Berbeda dengan menata kamar orang dewasa atau ruangan rumah lainnya, kalian akan membutuhkan pertimbangan yang lebih banyak ketika mendesain ruang tidur untuk si kecil.

WowKeren - Menantikan buah hati lahir adalah hal yang paling mengesankan bagi banyak orangtua, apalagi jika ini adalah kelahiran anak pertama. Menyiapkan segala kebutuhannya adalah momen yang berharga termasuk menata kamar bayi.

Kamar bayi memang butuh perhatian ekstra bagi para orangtua. Bukan tanpa alasan, tidur adalah kebutuhan utama dari bayi, terutama bagi si Kecil yang masih berusia 0-3 bulan. Kebutuhan tidur si Kecil harus dipenuhi untuk mendukung tumbuh kembang anak secara optimal.
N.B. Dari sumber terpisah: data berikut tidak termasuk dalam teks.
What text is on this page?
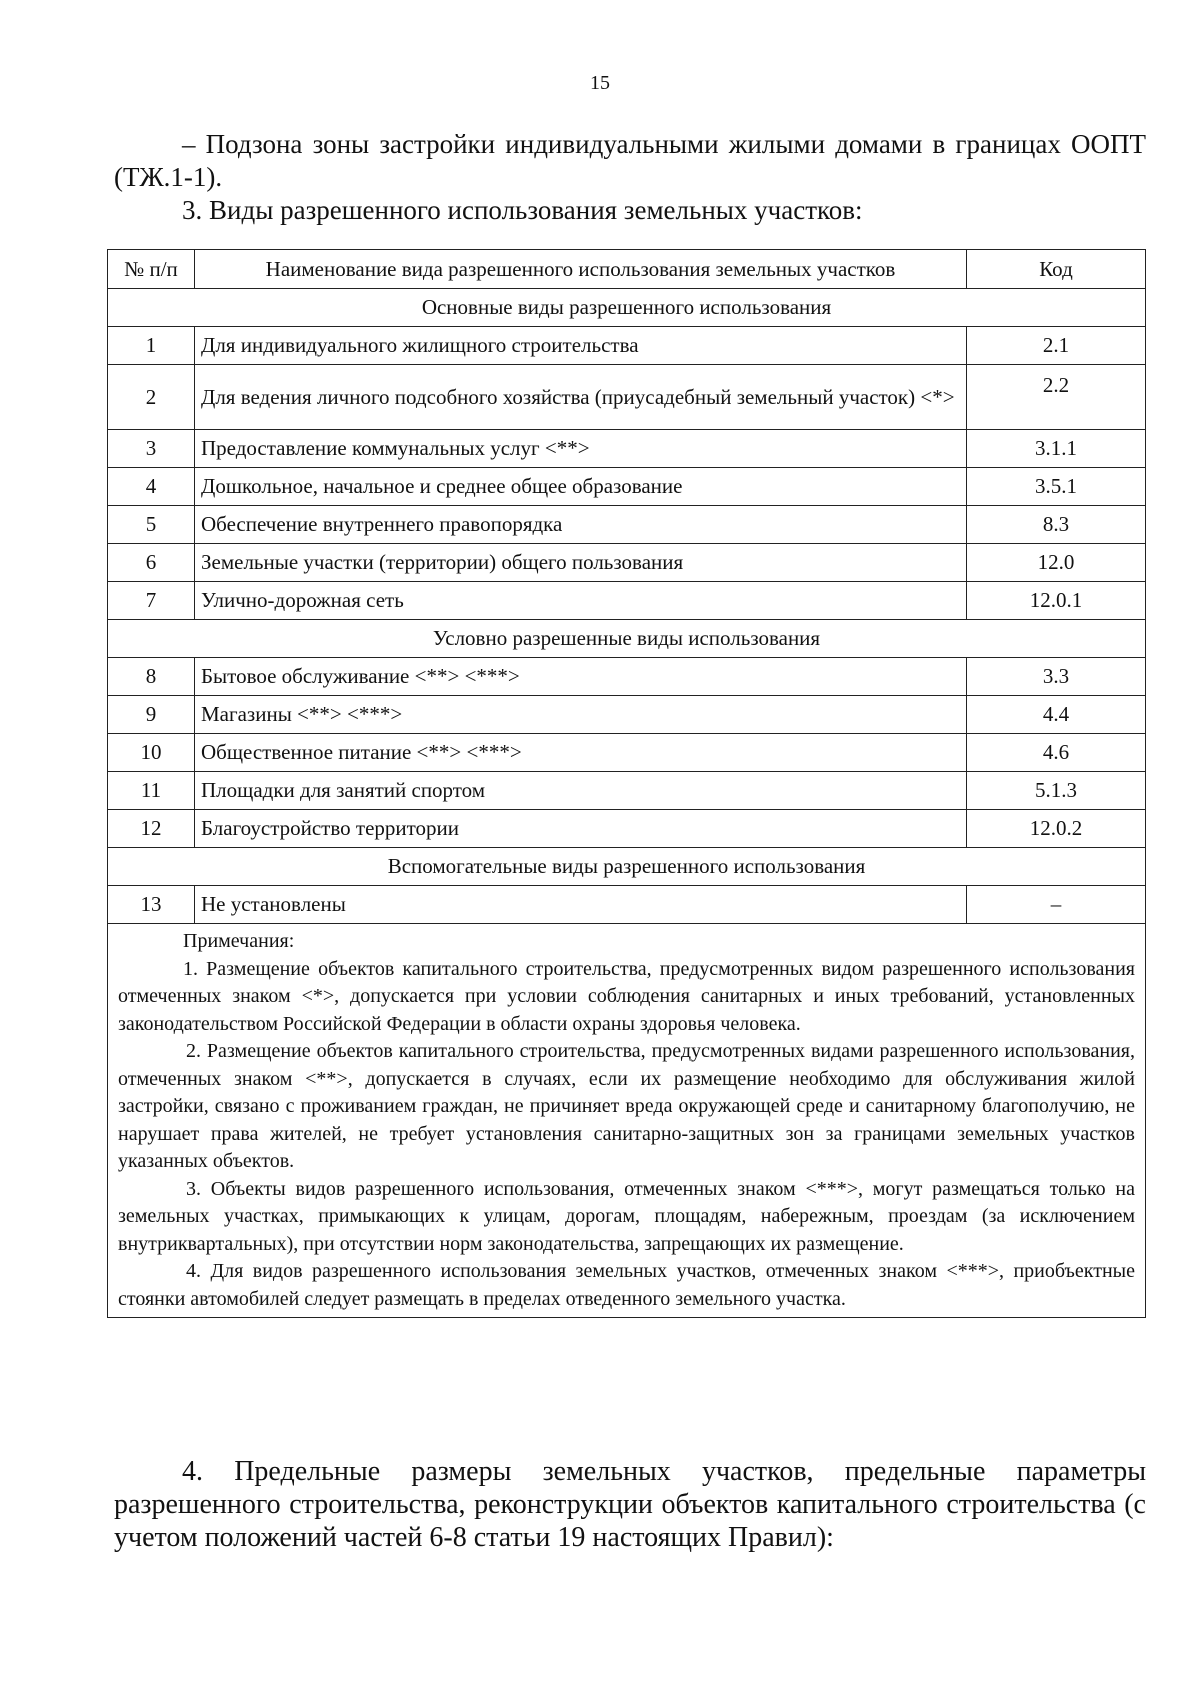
15
– Подзона зоны застройки индивидуальными жилыми домами в границах ООПТ (ТЖ.1-1).
3. Виды разрешенного использования земельных участков:
№ п/п	Наименование вида разрешенного использования земельных участков	Код
Основные виды разрешенного использования		
1	Для индивидуального жилищного строительства	2.1
2	Для ведения личного подсобного хозяйства (приусадебный земельный участок) <*>	2.2
3	Предоставление коммунальных услуг <**>	3.1.1
4	Дошкольное, начальное и среднее общее образование	3.5.1
5	Обеспечение внутреннего правопорядка	8.3
6	Земельные участки (территории) общего пользования	12.0
7	Улично-дорожная сеть	12.0.1
Условно разрешенные виды использования		
8	Бытовое обслуживание <**> <***>	3.3
9	Магазины <**> <***>	4.4
10	Общественное питание <**> <***>	4.6
11	Площадки для занятий спортом	5.1.3
12	Благоустройство территории	12.0.2
Вспомогательные виды разрешенного использования		
13	Не установлены	–

Примечания:
1. Размещение объектов капитального строительства, предусмотренных видом разрешенного использования отмеченных знаком <*>, допускается при условии соблюдения санитарных и иных требований, установленных законодательством Российской Федерации в области охраны здоровья человека.
2. Размещение объектов капитального строительства, предусмотренных видами разрешенного использования, отмеченных знаком <**>, допускается в случаях, если их размещение необходимо для обслуживания жилой застройки, связано с проживанием граждан, не причиняет вреда окружающей среде и санитарному благополучию, не нарушает права жителей, не требует установления санитарно-защитных зон за границами земельных участков указанных объектов.
3. Объекты видов разрешенного использования, отмеченных знаком <***>, могут размещаться только на земельных участках, примыкающих к улицам, дорогам, площадям, набережным, проездам (за исключением внутриквартальных), при отсутствии норм законодательства, запрещающих их размещение.
4. Для видов разрешенного использования земельных участков, отмеченных знаком <***>, приобъектные стоянки автомобилей следует размещать в пределах отведенного земельного участка.		
4. Предельные размеры земельных участков, предельные параметры разрешенного строительства, реконструкции объектов капитального строительства (с учетом положений частей 6-8 статьи 19 настоящих Правил):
Berbeda dengan menata kamar orang dewasa atau ruangan rumah lainnya, kalian akan membutuhkan pertimbangan yang lebih banyak ketika mendesain ruang tidur untuk si kecil. Kamar bayi tentu akan berpengaruh pada kualitas tidurnya. Selain itu, mobilitas kamar juga perlu diperhatikan agar tidak menghalangi gerak orang tua. Berikut tim WowKeren rangkum 7 hal yang perlu diperhatikan saat mempersiapkannya. Yuk disimak!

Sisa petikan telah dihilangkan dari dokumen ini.